General information
- Type: Open-class sailplane
- National origin: Germany
- Manufacturer: Schempp-Hirth
- Designer: Klaus Holighaus
- Number built: 1

History
- First flight: January 1969

= Schempp-Hirth HS-3 Nimbus =

The Schempp-Hirth HS-3 Nimbus was a prototype glider built by Klaus Holighaus.

The HS-3 Nimbus was a high performance single-seater. Holighaus designed and built this prototype glider in his spare time with assistance from Schempp-Hirth. Strictly speaking, it is not a Schempp-Hirth glider but rather a glider built at Schempp-Hirth.

It employed the same fuselage as the Open Class Cirrus and a similar tail, but had an entirely new wing, high-set and in three segments adding up to a 22 m span. The prototype first flew in January 1969.

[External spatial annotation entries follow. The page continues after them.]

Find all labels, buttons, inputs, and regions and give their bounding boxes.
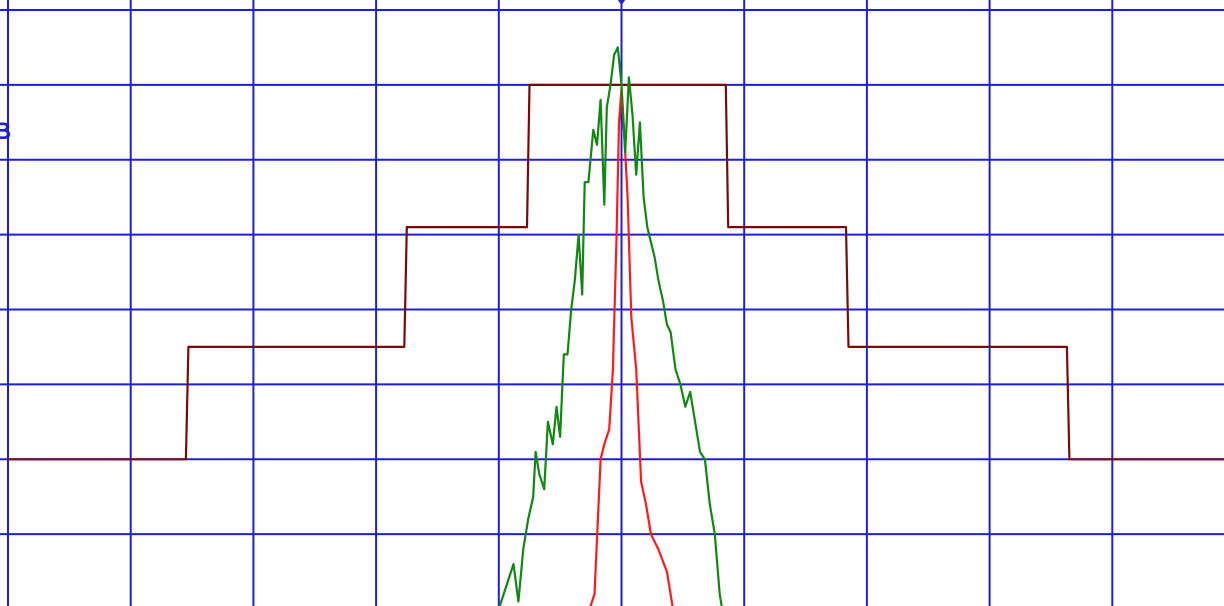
- peak-marker-diamond: [617, 0, 626, 6]
- series-trace-wide: [498, 46, 723, 606]
- chart-markers: [617, 0, 626, 6]
- series-trace-narrow: [589, 87, 674, 606]
- edge-partial-label: B: [0, 118, 12, 145]
- chart-traces: [8, 46, 1224, 606]
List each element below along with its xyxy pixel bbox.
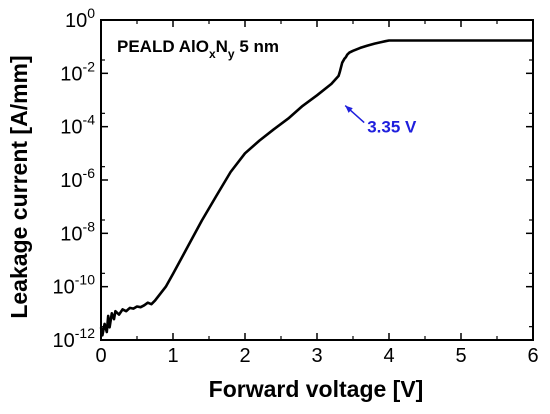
x-tick-label: 6 <box>527 345 538 367</box>
y-tick-exponent: -8 <box>83 218 96 234</box>
y-tick-exponent: -2 <box>83 58 96 74</box>
y-axis-title: Leakage current [A/mm] <box>6 55 32 318</box>
inset-label-mid: N <box>216 37 228 56</box>
y-tick-label: 10-8 <box>60 218 95 245</box>
x-tick-label: 5 <box>455 345 466 367</box>
y-tick-exponent: -6 <box>83 165 96 181</box>
y-tick-exponent: -12 <box>75 325 95 341</box>
inset-label-sub2: y <box>228 47 235 61</box>
y-tick-exponent: -10 <box>75 272 95 288</box>
annotation-label: 3.35 V <box>367 118 417 137</box>
x-tick-label: 3 <box>311 345 322 367</box>
annotation-arrow-head <box>345 105 353 113</box>
y-tick-label: 10-6 <box>60 165 95 192</box>
y-tick-base: 10 <box>60 223 82 245</box>
inset-label-sub1: x <box>209 47 216 61</box>
y-tick-base: 10 <box>65 10 87 32</box>
series-group <box>99 39 533 337</box>
series-line <box>99 39 533 337</box>
y-tick-label: 10-12 <box>53 325 96 352</box>
x-tick-label: 4 <box>383 345 394 367</box>
inset-label: PEALD AlOxNy 5 nm <box>117 37 279 61</box>
y-tick-label: 100 <box>65 5 95 32</box>
x-tick-label: 1 <box>167 345 178 367</box>
y-tick-base: 10 <box>60 170 82 192</box>
y-tick-base: 10 <box>60 117 82 139</box>
y-tick-base: 10 <box>53 277 75 299</box>
inset-label-suffix: 5 nm <box>235 37 279 56</box>
y-tick-base: 10 <box>60 63 82 85</box>
x-tick-labels: 0 1 2 3 4 5 6 <box>95 345 538 367</box>
y-tick-label: 10-10 <box>53 272 96 299</box>
x-axis-title: Forward voltage [V] <box>209 376 424 402</box>
plot-area <box>100 19 534 341</box>
y-tick-exponent: -4 <box>83 112 96 128</box>
annotation: 3.35 V <box>344 105 417 137</box>
x-tick-label: 2 <box>239 345 250 367</box>
axis-ticks <box>100 19 534 341</box>
y-tick-label: 10-4 <box>60 112 95 139</box>
y-tick-label: 10-2 <box>60 58 95 85</box>
inset-label-prefix: PEALD AlO <box>117 37 209 56</box>
y-tick-exponent: 0 <box>87 5 95 21</box>
x-tick-label: 0 <box>95 345 106 367</box>
y-tick-base: 10 <box>53 330 75 352</box>
plot-frame <box>100 19 534 341</box>
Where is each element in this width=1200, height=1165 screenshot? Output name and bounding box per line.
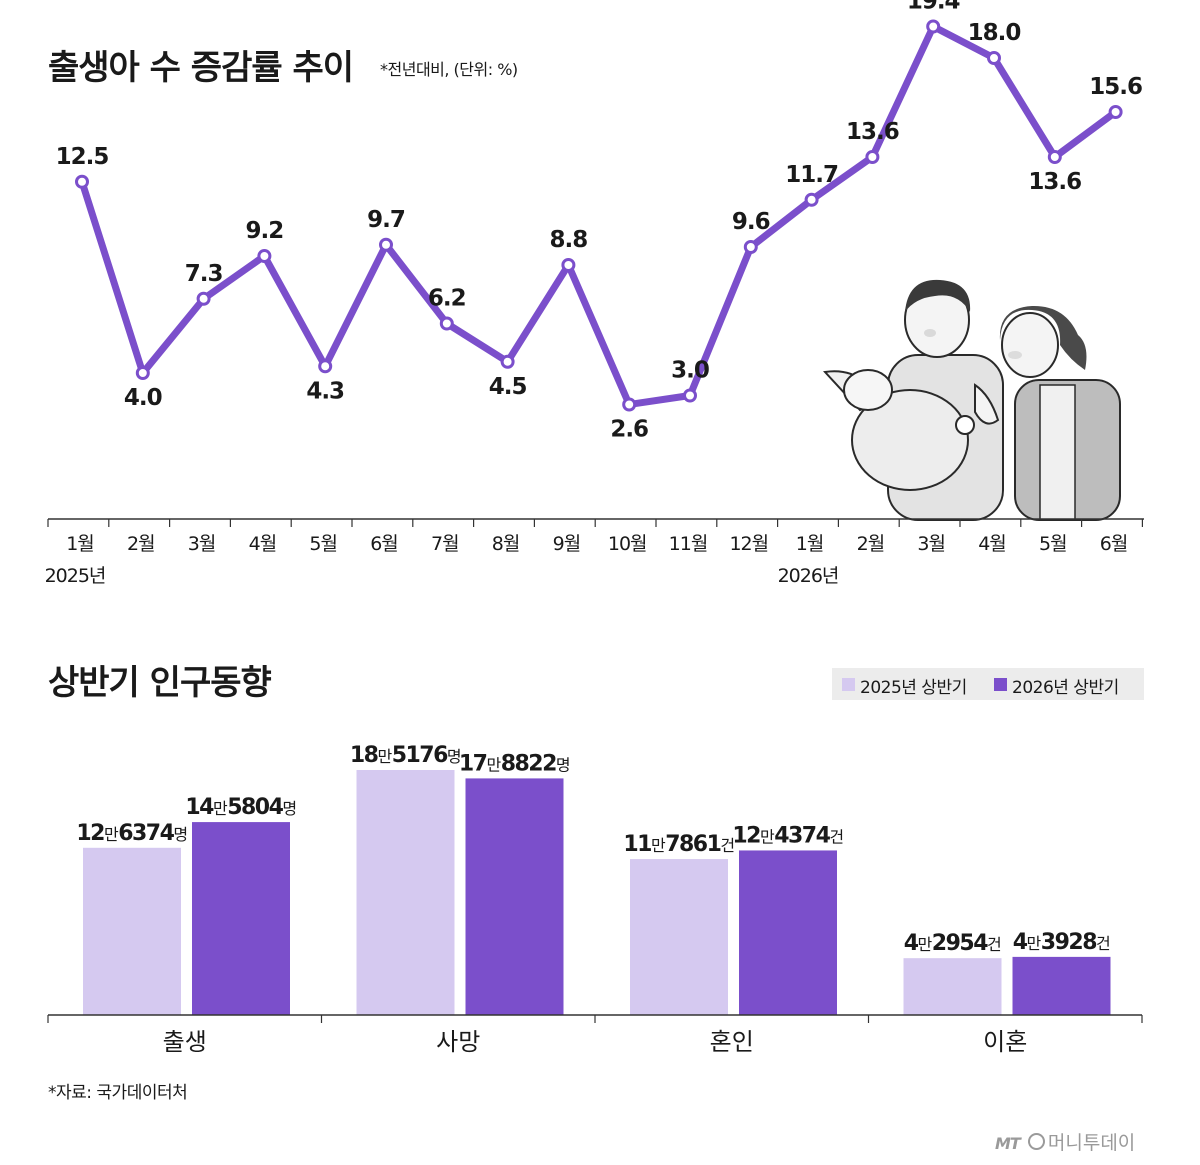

The Nimbus had a rudder far too small for an aircraft of its size, leading to very unfavourable control characteristics; After the pilot applied full aileron and rudder inputs, the glider continued to fly straight ahead for several seconds before suddenly dropping a wing, requiring full opposite controls to recover. No air brakes were fitted and it was an exceptionally difficult glider to land. It was damaged several times in overshoots. However, it had an exceptionally high performance for the time, with a best glide ratio of 51:1 at 90 km/h and a minimum sink rate of only 0.43 m/s.

George Moffat of the USA flew the Nimbus in the 1970 World Gliding Championships at Marfa, Texas. He had to modify the aircraft's cockpit to fit in, and became the first person to sample its spin characteristics when, in mid-competition, the glider departed from a steep turn into autorotation with asymmetric water ballast. While considering bailing out, he remembered that the spin of the similar Akaflieg Darmstadt D36 could be tamed by rocking the stick back and forth violently. Flexing the wings caused the angle of attack to change and recovery eventually ensued. In spite of these difficulties, Moffat and the Nimbus won the World Championship.

The production version of the Nimbus was the Schempp-Hirth Nimbus-2.